Tras la anexión de Roma a la Italia unificada (1872), se renombró como Academia Real. Con la llegada de la República (1948) pasó a ser Academia Nacional.

Durante sus primeros años estuvo en la órbita del patronazgo papal, que dominó y controló la institución.

En 1620, el propio Papa Urbano VIII concedió el derecho a la Academia de establecer quién podía ser considerado «artista» en Roma. En 1633, les cedió el monopolio sobre todas las comisiones públicas de los Estados Pontificios. Si bien su finalidad fue dotar a los artistas de una alta formación, lo fue a cambio de ejercer sobre ellos el control directo de la Iglesia. Tanto fue así, que en tiempos de Pío VI (1791) se les otorgó el favor para obtener, en el día de San Lucas, la gracia de un condenado a muerte. También concedía la ciudadanía romana a los académicos residentes que el pontífice decidiera.
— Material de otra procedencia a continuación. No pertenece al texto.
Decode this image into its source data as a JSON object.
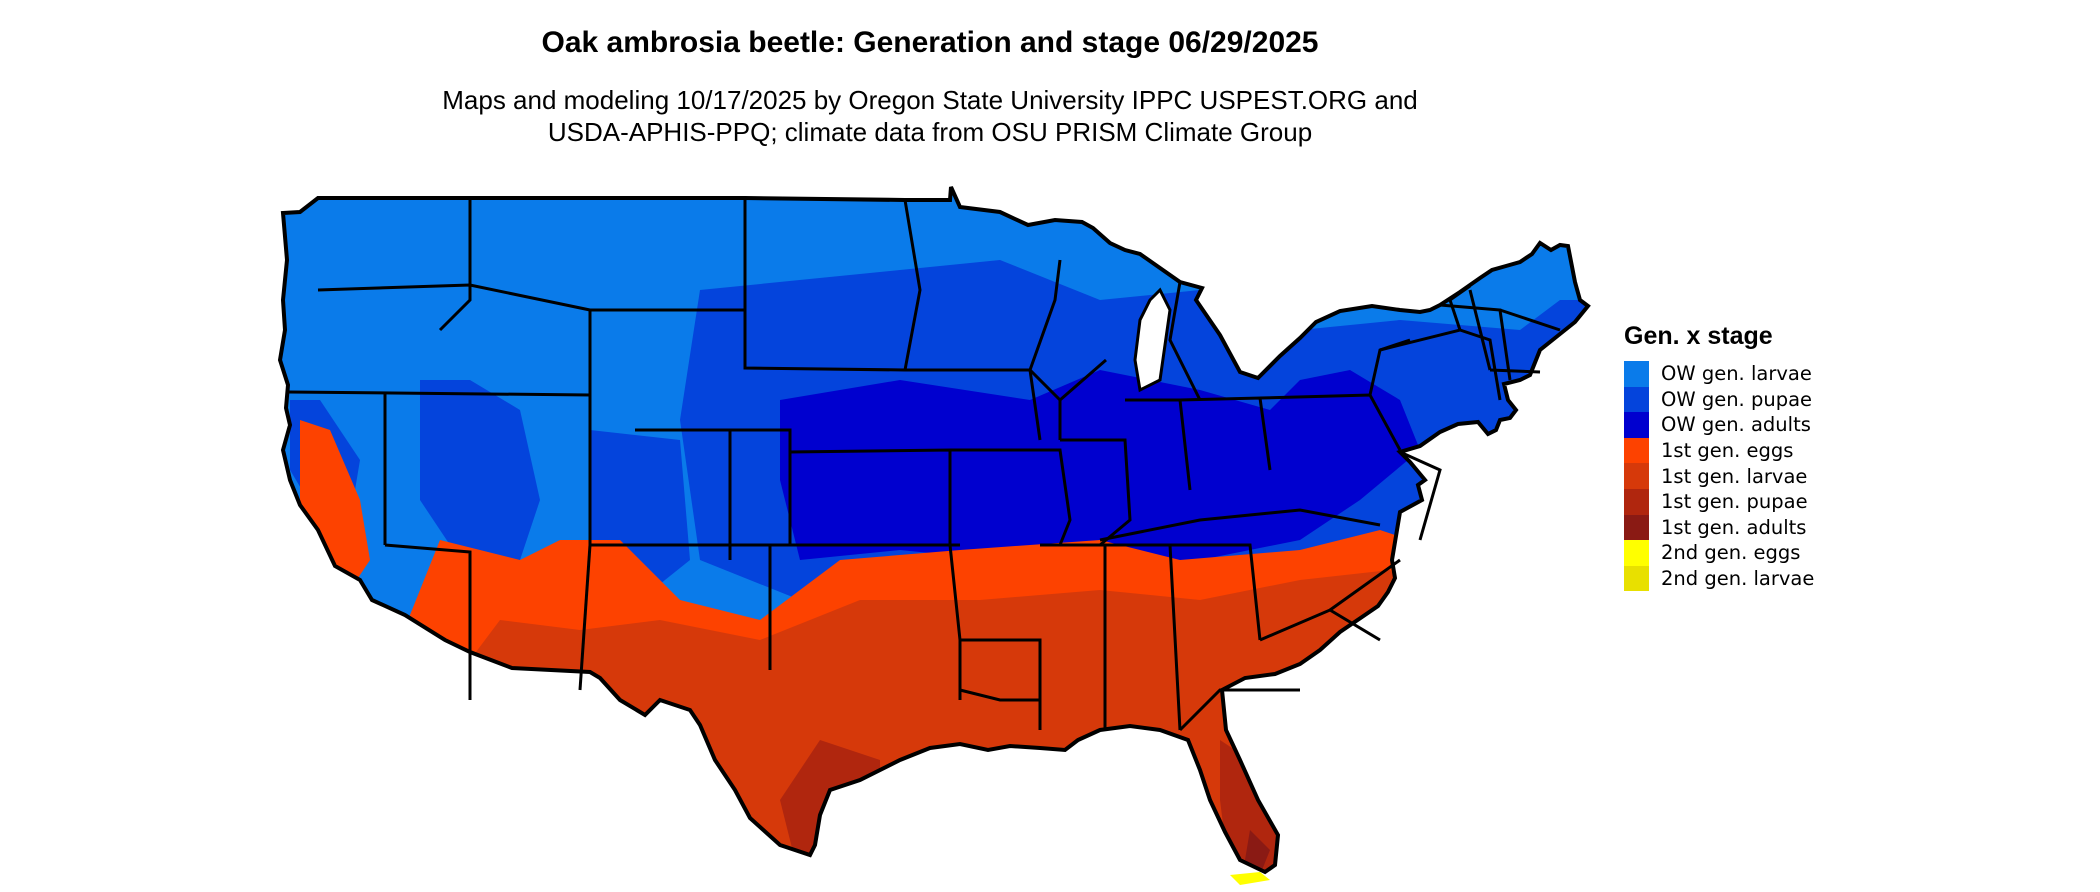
{
  "title": "Oak ambrosia beetle: Generation and stage 06/29/2025",
  "subtitle_line1": "Maps and modeling 10/17/2025 by Oregon State University IPPC USPEST.ORG and",
  "subtitle_line2": "USDA-APHIS-PPQ; climate data from OSU PRISM Climate Group",
  "legend": {
    "title": "Gen. x stage",
    "items": [
      {
        "label": "OW gen. larvae",
        "color": "#0a7bea"
      },
      {
        "label": "OW gen. pupae",
        "color": "#0444dc"
      },
      {
        "label": "OW gen. adults",
        "color": "#0000cf"
      },
      {
        "label": "1st gen. eggs",
        "color": "#fd4200"
      },
      {
        "label": "1st gen. larvae",
        "color": "#d6390a"
      },
      {
        "label": "1st gen. pupae",
        "color": "#b0260e"
      },
      {
        "label": "1st gen. adults",
        "color": "#8a1a14"
      },
      {
        "label": "2nd gen. eggs",
        "color": "#ffff00"
      },
      {
        "label": "2nd gen. larvae",
        "color": "#e8e000"
      }
    ]
  }
}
Por ello, como alternativa a la Academia, surgieron en Roma otras escuelas de artistas. Éstas se oponían al modo de concebir el arte por esta institución. Quizá también porque nunca fueron admitidos en el circuito de la Academia, o porque nunca quisieron serlo. Destacó la de los Bamboccianti, llamada así por Il Bamboccio (“El Fantoche”), apodo con el que fue conocido el pintor holandés Pieter van Laer (1599-1642). En torno él se agruparon diversos pintores que recreaban pequeñas obras con escenas cotidianas de la vida de Roma.
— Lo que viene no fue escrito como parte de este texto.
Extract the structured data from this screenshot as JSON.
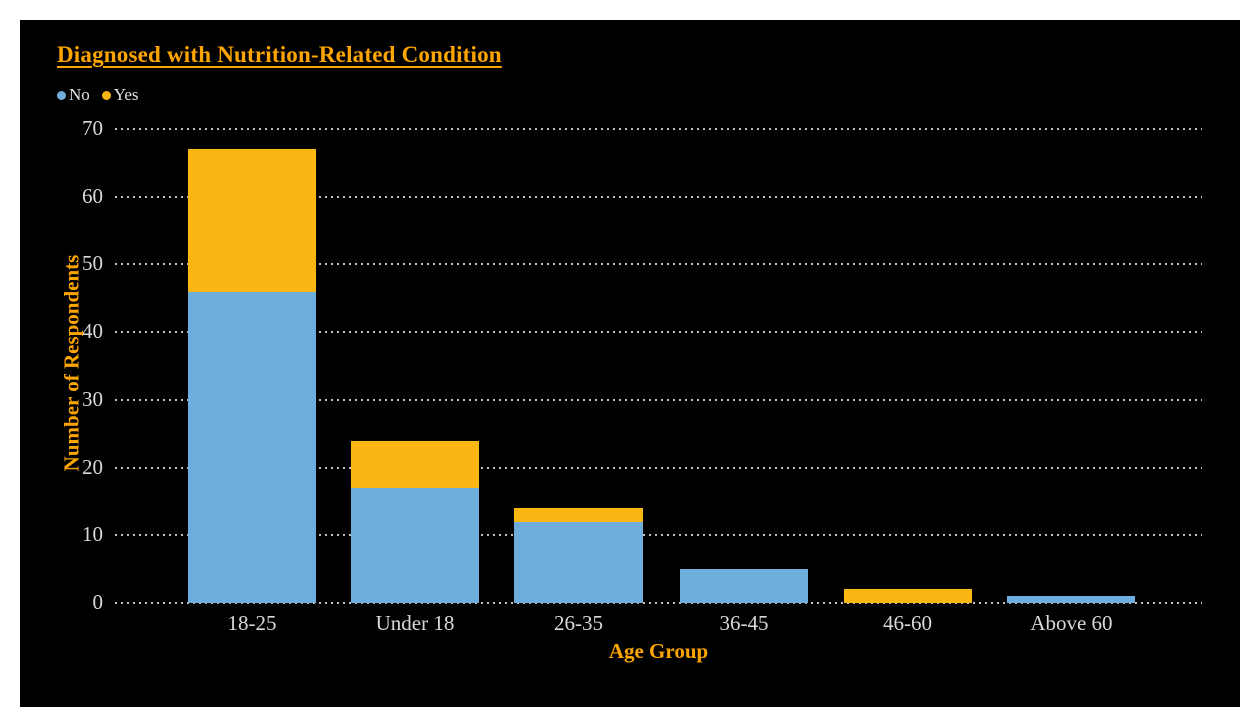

No obstante, el prestigio de la Academia ya constaba en el siglo XVII. De ello da testimonio la petición de agregación de la Academia Real de Pintura y Escultura de París y de la Academia Real de Turín. Fue sobradamente avalado por la por la notoriedad de varios de sus Princeps (Presidentes). Algunos de ellos fueron:

 

  • Federico Zuccari (pintor, arquitecto y escritor italiano, 1542-1609).
  • Domenico ZampieriDomenichino” (pintor italiano, 1581-1641).
  • Gian Lorenzo Bernini (escultor, arquitecto y pintor italiano, 1598-1680).
  • Carlo Fontana (escultor y arquitecto italiano, 1634-1714).
  • Ferdinando Fuga (arquitecto italiano, 1699-1781).
  • Giovanni Paolo Pannini (pintor y arquitecto italiano, 1691-1765).
  • Antón Rafhael Mengs (pintor alemán, 1728-1799).
  • Antonio Canova (escultor italiano, 1757-1822).
  • Albert Bertel Thorvaldsen (escultor danés, 1770-1844).

 

La Academia presume de tener un notable Museo, que ha ido conformándose con las obras de los propios académicos. Para perpetuar su memoria, según los estatutos, habían de donar una obra suya a la Academia. Mayormente son autorretratos. Podemos encontrar entre ellos lienzos de Rafael, Tiziano, Rubens o Van Dyck. También donaciones y legados de otros artistas que han ido engrosando sus colecciones a lo largo de los siglos.